Another critic wondered if the state might be locking its employees into a retirement anachronism if better and more lucrative funding mechanisms were developed. “To freeze this in the constitution might hurt the very, very people that we are trying to help at this time,” said Southwest Side delegate Ted Borek. Eight years later, the federal tax code was changed to allow the first 401(k)-type retirement plans.

Ann Lousin, then a young lawyer on the convention staff, recalled in a recent interview that the intent of the clause was quite clear. “Both proponents and opponents were saying that this would be a very strong protection for public employees, even though some felt in the future it might be regretted,” said Lousin, who now teaches Illinois constitutional law at Chicago’s John Marshall Law School.

This spring, House and Senate lawmakers passed dueling pension reform plans aimed at easing the long-term fiscal drag on state finances. But reconciling the differences has proved difficult, with the aggressive House version wringing out more projected savings by demanding more financial sacrifice from current workers and retirees than the Senate plan.

No one can say for sure how courts will come down on the fate of any pension overhaul package, assuming a legislative conference committee that’s been meeting for months can finally reach consensus.

What is clear, however, is that the atmosphere surrounding that summer day in 1970 will play a significant role in any coming legal battle over fixing the pension quagmire and with it the fiscal health of Illinois.

Believe it or not, the state’s key pension funds were in almost as bad financial shape back then as they are now, and for the same reason: a chronic failure by lawmakers to pay enough money into the funds to cover projected pensions costs and keep them financially sound.

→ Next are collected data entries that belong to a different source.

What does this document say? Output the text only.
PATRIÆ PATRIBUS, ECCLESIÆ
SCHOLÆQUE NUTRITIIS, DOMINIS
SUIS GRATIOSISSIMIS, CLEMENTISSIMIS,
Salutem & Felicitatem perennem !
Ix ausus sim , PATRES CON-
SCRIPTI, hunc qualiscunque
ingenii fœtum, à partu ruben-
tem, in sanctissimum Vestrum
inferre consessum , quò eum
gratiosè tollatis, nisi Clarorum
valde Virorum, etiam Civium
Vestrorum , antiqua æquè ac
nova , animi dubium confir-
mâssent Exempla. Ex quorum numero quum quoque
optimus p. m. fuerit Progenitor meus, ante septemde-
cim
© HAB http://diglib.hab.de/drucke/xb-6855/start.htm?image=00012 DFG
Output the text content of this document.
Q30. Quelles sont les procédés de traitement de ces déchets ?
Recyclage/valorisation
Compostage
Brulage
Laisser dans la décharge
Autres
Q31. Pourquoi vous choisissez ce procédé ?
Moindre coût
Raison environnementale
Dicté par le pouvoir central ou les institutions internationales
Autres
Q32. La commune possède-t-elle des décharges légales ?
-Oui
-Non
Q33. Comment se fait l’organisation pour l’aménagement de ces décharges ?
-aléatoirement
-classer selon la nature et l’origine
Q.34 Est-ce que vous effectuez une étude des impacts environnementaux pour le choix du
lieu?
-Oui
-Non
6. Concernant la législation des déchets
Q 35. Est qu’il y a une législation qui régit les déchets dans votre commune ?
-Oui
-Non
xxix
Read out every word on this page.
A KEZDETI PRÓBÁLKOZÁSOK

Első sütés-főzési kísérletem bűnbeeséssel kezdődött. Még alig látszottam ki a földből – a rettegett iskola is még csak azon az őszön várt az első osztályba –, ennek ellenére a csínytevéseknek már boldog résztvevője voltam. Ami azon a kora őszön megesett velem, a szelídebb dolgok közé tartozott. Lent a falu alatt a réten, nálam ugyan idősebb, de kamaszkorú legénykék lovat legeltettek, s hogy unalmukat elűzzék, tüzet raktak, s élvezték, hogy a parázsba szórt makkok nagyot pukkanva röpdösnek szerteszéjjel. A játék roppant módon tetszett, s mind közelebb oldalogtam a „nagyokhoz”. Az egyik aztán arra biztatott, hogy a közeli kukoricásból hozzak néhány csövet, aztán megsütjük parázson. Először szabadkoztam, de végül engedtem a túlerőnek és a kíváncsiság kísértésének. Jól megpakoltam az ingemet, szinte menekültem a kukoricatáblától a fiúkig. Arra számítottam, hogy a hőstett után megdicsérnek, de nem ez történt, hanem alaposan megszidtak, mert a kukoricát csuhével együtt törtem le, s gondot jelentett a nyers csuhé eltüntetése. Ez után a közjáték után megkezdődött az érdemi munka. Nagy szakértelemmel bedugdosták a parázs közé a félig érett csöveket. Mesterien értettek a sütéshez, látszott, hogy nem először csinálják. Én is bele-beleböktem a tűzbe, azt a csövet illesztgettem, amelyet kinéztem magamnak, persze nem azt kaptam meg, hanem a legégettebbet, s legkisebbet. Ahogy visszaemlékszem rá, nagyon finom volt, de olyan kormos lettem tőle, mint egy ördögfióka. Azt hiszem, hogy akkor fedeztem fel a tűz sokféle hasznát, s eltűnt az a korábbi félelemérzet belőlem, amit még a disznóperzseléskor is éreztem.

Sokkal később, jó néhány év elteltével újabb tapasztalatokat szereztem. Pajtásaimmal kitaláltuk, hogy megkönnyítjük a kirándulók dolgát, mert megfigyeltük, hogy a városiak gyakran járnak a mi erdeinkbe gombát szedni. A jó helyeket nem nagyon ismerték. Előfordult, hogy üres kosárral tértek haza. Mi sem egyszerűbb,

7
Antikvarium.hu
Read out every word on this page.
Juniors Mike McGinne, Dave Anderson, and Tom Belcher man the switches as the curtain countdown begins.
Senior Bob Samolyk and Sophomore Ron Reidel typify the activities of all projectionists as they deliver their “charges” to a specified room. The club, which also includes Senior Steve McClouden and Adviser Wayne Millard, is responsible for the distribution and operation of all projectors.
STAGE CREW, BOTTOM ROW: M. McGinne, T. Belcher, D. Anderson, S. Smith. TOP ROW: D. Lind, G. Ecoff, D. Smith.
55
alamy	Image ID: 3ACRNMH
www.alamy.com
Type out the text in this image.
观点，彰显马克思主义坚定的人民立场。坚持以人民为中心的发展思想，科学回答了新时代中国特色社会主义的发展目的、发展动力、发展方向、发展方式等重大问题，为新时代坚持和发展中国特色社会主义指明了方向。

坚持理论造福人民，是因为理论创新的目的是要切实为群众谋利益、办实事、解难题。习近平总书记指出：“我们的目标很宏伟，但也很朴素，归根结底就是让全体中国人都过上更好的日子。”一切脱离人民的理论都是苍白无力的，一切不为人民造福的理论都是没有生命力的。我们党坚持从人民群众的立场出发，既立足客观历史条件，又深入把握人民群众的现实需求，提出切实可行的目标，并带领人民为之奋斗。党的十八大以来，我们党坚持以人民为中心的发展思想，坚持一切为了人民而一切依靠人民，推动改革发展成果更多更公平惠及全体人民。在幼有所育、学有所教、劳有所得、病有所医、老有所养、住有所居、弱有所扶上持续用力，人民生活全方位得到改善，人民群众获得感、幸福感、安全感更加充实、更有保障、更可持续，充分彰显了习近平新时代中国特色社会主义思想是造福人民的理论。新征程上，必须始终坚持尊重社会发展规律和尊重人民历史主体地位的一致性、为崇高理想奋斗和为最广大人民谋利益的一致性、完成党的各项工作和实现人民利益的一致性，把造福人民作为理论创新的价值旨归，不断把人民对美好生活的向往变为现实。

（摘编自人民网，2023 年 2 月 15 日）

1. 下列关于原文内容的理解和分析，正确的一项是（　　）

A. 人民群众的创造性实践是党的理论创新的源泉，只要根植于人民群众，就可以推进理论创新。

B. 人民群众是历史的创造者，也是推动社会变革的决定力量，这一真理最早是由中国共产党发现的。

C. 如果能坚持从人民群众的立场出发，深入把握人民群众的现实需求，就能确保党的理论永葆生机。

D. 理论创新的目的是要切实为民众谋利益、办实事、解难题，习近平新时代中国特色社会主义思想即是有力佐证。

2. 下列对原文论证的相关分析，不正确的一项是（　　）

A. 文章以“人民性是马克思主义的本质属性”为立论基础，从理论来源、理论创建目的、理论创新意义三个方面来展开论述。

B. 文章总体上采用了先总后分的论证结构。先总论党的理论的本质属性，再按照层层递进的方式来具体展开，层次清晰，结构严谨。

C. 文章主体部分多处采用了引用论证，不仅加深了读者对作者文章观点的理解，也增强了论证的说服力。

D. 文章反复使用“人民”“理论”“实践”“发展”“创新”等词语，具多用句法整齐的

Prevailing case law in Illinois and several other states had defined pensions as essentially bounties offered up to public workers that government bodies were free to reduce or eliminate at will. Fearing that just might someday happen, employees at state universities began agitating for including a safeguard in the new constitution.

At the same time, police, fire and other local workers grew nervous about new home rule powers the convention appeared set to bestow on local governments. They feared municipal leaders, flexing newfound fiscal independence from state rules, would see that as a green light to back away from retirement promises and spend resources on other things.

Against that backdrop, an array of labor groups pushed to add pension protections to the convention agenda. In what might seem ironic given today’s political sensibilities, the four principal sponsors who put together the pension proposal were all Republicans.

They included Kinney, later a DuPage County judge; Anthony Peccarelli, that county’s future chief judge and state’s attorney; Henry Green, a land developer from Urbana; and Donald Zeglis, a lawyer and education advocate from Kankakee County. All are now dead.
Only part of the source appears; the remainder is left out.